Talvez não seja bom levantar afirmações muito gerais sobre a ideologia de partidos e líderes, porque estamos focando um problema concreto. O PT migrou claramente a posições mais centristas desde há vários décadas, mas tem mantido entre seus quadros várias pessoas que foram significativas dentro da esquerda, entre elas, a atual presidente eleita, o ministro Tarso Genro, os ministros Paulo Vannuchi e Franklin Martins, e numerosos parlamentares que apoiam o governo desde o Senado e a Câmara.

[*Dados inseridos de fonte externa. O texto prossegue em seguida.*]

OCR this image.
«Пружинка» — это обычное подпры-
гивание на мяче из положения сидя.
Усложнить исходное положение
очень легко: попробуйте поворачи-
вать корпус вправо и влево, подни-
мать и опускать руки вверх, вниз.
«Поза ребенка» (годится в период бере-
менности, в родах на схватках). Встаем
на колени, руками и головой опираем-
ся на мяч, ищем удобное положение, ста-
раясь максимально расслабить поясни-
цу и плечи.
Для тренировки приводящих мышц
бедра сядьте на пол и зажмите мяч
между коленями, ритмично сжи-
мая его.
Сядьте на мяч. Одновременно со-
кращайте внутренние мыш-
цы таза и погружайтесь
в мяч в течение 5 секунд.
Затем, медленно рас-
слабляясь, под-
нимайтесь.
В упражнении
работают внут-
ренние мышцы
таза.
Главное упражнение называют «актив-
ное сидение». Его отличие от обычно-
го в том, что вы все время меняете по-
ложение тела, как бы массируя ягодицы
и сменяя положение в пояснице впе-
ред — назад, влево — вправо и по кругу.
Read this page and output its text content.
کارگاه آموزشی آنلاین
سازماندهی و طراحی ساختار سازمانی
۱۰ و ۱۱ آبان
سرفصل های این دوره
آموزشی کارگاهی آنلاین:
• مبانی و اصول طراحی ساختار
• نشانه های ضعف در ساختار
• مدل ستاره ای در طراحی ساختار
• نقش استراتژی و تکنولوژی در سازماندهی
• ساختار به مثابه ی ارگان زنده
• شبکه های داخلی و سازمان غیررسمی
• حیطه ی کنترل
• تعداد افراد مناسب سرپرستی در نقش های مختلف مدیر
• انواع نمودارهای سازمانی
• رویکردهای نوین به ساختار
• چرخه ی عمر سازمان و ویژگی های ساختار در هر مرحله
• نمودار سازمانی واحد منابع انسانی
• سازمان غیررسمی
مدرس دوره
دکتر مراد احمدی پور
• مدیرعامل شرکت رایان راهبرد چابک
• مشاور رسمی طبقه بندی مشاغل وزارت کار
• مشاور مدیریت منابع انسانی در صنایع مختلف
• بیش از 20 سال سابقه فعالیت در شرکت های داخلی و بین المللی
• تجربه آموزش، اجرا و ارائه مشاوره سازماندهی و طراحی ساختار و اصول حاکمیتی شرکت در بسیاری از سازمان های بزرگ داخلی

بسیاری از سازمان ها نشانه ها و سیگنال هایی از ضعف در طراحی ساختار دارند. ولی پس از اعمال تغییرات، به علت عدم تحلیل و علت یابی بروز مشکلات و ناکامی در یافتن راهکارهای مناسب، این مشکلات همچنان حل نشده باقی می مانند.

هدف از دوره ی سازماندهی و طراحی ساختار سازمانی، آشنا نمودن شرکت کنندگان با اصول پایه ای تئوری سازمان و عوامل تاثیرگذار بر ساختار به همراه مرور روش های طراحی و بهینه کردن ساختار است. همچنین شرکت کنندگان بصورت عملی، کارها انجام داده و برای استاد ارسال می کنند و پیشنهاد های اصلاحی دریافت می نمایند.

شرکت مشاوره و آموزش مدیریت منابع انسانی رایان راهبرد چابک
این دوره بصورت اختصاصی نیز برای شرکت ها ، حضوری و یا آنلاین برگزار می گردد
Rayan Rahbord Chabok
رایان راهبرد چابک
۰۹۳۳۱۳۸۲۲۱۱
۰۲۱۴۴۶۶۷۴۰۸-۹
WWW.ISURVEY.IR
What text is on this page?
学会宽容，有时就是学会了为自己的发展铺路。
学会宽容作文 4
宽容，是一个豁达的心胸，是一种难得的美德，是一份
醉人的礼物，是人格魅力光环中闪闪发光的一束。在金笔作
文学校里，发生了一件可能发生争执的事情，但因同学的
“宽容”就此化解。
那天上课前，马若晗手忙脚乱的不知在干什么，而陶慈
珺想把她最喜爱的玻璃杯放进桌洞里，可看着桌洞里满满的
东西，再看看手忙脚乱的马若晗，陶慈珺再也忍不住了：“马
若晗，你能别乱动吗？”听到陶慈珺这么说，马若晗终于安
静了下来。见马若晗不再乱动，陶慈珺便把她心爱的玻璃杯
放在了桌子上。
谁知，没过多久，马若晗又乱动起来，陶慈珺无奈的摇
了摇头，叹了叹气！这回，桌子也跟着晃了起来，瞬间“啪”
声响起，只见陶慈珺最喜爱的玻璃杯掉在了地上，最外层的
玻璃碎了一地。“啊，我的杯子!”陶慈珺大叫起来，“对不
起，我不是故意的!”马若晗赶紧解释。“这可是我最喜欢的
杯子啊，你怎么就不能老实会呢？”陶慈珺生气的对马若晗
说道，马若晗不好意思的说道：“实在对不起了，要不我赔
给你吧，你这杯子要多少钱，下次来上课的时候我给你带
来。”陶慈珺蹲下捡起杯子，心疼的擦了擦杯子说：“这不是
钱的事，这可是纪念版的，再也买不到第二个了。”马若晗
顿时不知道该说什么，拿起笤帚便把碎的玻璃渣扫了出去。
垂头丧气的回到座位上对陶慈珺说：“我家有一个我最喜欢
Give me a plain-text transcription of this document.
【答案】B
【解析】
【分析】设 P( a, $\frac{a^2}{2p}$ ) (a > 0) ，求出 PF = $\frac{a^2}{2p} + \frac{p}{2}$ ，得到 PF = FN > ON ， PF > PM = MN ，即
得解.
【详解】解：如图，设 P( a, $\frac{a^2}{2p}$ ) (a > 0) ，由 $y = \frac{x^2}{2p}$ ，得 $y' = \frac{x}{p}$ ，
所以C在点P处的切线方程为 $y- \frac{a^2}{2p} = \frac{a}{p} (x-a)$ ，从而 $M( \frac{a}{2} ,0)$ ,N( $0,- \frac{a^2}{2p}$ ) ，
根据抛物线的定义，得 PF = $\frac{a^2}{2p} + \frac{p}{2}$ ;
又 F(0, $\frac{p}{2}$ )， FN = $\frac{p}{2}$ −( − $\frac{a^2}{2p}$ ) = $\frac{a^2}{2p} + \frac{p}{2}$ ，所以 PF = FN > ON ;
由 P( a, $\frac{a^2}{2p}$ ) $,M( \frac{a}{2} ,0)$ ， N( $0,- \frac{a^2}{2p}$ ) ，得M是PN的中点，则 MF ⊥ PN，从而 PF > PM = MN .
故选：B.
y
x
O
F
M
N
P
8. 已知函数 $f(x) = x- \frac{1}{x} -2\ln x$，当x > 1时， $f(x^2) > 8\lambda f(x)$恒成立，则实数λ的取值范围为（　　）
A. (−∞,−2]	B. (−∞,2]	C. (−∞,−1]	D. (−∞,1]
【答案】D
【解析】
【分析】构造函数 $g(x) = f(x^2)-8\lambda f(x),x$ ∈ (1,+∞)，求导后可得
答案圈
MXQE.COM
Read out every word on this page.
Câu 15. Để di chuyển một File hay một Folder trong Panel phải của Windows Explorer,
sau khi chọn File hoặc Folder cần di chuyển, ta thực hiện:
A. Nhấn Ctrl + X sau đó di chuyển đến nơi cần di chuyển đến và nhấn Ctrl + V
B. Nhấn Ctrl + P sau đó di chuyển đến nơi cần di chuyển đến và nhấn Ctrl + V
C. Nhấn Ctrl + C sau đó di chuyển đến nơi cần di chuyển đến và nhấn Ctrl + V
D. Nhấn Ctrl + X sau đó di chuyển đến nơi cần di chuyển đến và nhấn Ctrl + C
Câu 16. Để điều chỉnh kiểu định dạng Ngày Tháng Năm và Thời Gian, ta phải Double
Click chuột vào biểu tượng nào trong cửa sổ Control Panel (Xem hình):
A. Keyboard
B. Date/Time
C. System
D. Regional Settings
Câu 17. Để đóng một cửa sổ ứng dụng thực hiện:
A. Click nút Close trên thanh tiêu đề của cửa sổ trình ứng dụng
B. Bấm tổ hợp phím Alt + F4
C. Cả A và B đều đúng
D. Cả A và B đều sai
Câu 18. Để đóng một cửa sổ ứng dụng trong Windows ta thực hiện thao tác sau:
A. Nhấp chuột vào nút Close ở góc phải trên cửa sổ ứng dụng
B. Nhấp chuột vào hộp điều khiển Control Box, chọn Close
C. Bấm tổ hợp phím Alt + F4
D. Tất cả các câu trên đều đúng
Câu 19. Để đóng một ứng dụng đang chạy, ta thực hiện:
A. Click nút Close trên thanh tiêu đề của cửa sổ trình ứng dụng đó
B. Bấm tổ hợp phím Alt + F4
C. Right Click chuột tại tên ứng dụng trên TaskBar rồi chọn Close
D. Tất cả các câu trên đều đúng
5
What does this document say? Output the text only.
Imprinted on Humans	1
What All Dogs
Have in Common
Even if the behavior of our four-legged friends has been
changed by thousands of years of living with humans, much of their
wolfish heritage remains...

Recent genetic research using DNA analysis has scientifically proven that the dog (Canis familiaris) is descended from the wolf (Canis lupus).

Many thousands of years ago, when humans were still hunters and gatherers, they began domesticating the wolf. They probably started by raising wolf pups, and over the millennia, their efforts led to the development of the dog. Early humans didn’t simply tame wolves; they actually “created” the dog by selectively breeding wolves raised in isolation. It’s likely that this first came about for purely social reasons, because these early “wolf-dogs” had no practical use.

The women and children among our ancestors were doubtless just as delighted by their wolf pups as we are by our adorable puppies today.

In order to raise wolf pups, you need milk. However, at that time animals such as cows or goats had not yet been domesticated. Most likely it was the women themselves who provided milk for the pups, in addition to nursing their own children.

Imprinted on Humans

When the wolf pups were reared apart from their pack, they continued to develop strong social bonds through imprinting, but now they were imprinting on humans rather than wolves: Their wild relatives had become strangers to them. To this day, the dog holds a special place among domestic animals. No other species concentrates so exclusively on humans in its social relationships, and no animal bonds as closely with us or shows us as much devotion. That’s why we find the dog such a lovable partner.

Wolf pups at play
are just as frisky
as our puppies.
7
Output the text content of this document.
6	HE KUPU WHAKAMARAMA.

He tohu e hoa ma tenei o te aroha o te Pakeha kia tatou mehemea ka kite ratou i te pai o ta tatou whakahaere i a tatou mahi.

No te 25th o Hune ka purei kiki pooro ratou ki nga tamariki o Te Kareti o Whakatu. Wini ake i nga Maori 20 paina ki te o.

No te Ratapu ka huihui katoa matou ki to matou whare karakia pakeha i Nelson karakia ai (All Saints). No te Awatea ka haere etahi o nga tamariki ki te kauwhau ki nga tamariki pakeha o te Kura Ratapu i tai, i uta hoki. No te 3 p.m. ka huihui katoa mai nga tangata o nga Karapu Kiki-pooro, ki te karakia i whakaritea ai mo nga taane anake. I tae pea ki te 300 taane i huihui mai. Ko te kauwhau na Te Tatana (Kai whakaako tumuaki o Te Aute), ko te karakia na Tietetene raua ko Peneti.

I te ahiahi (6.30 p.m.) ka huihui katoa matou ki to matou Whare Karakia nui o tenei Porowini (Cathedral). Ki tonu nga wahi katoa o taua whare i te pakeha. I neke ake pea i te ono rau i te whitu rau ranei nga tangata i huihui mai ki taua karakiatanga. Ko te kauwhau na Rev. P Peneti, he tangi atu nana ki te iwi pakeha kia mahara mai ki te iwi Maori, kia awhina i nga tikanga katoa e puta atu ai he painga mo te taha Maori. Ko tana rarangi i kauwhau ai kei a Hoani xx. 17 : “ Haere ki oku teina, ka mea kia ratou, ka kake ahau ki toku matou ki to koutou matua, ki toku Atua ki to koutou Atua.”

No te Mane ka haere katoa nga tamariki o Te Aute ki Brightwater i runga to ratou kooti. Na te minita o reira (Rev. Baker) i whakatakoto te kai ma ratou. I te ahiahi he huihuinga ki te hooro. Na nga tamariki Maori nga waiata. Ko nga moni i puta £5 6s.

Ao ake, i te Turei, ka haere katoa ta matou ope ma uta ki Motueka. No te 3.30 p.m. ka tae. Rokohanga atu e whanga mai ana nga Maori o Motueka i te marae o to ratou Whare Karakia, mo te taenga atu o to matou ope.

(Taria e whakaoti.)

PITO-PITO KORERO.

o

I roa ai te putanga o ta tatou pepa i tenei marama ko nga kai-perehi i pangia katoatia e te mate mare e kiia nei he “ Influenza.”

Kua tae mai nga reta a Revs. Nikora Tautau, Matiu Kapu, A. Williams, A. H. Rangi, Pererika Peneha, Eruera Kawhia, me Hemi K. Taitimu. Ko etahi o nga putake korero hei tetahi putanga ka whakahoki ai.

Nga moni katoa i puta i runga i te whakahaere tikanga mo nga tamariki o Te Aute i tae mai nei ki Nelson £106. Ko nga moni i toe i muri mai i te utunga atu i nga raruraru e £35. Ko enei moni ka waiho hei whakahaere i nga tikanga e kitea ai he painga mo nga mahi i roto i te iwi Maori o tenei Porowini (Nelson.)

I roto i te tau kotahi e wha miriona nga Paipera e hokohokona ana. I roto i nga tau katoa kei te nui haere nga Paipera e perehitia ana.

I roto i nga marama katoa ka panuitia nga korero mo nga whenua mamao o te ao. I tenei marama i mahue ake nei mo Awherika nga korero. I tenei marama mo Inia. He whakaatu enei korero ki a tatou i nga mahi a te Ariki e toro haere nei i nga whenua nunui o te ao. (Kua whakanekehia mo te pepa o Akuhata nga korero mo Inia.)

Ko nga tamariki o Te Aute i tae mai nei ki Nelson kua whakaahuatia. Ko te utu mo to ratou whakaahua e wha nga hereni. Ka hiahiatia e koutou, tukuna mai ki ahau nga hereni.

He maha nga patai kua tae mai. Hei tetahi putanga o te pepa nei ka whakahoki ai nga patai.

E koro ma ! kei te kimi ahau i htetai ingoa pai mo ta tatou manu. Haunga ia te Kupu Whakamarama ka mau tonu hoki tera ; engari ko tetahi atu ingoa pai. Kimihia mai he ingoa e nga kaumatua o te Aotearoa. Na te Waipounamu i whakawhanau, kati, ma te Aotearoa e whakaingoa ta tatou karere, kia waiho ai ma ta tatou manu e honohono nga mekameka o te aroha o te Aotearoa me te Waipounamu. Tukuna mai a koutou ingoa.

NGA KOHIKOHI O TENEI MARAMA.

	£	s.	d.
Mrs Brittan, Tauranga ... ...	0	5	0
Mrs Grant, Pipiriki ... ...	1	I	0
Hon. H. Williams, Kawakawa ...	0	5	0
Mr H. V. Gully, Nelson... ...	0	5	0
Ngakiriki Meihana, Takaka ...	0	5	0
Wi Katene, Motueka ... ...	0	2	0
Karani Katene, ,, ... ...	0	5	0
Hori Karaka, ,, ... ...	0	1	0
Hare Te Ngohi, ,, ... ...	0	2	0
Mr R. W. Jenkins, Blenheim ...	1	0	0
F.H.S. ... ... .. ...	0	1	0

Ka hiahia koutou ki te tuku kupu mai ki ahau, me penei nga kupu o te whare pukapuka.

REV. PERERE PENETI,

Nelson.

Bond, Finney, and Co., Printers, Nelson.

É verdade sim que no próprio PT se alçaram várias vozes contra o asilo a Cesare Battisti, mas, salvo em alguns momentos, mantiveram bastante discrição, e acabaram acatando as decisões históricas e éticas do governo. Já alguns dos membros da base aliada que propuseram a entrega de Cesare à Itália para poder continuar seus negócios com a península, nunca foram significativos, e não terão, de acordo com a chapa vencedora, nenhum papel no novo governo.
Em contraste com isto, quando o presidente Lula decidiu apoiar a correta decisão do ministro Tarso Genro, as bancadas do PT respaldaram essa atitude de maneira clara. Não é de interesse público saber se algumas dessas adesões foram forçadas ou ocasionais. Vale, sim, salientar, que muitos desses parlamentares tiveram ampla e intensa atividade na proteção de nosso novo prisioneiro político.
O senador Eduardo Suplicy, junto com outros senadores de partidos progressistas, como José Nery, Inácio Arruda, Cristóvão Buarque e outros, foi a figura pública mais ativa na causa de Cesare Battisti, em todos os níveis e em todas as oportunidades. No primeiro contato com Battisti, ainda em 2007, foi fundamental o defensor de presos políticos Luiz Eduardo Greenhalgh, e vários outros deputados, incluindo os presidentes da Comissão de Direitos Humanos e minorias nesse período. Além disso, o PDT, um dos partidos, junto com o PSOL, que mais apoiou o refúgio, foi parte da base do PT, junto com outros partidos ativos no caso Battisti, como o PCdoB.
Antigos líderes de PT, atualmente fora da atividade política, também se manifestaram decididamente a favor de Cesare e desenvolveram intensas campanhas pela Internet.
O próprio presidente Lula, apesar de seu estilo discreto e de certo mutismo durante o desenvolvimento do caso, deu a Tarso um apoio eficiente. Tanto ao responder a injuriosa carta do antigo stalinista Giorgio Napolitano, como na manifestação de desconforto face as provocações quase hebdomadárias do presidente do STF (ao ameaçar repetidamente Lula sobre sua suposta obrigação de extraditar Cesare), mostrou de que maneira lhe incomodava essa combinação binacional de linchadores.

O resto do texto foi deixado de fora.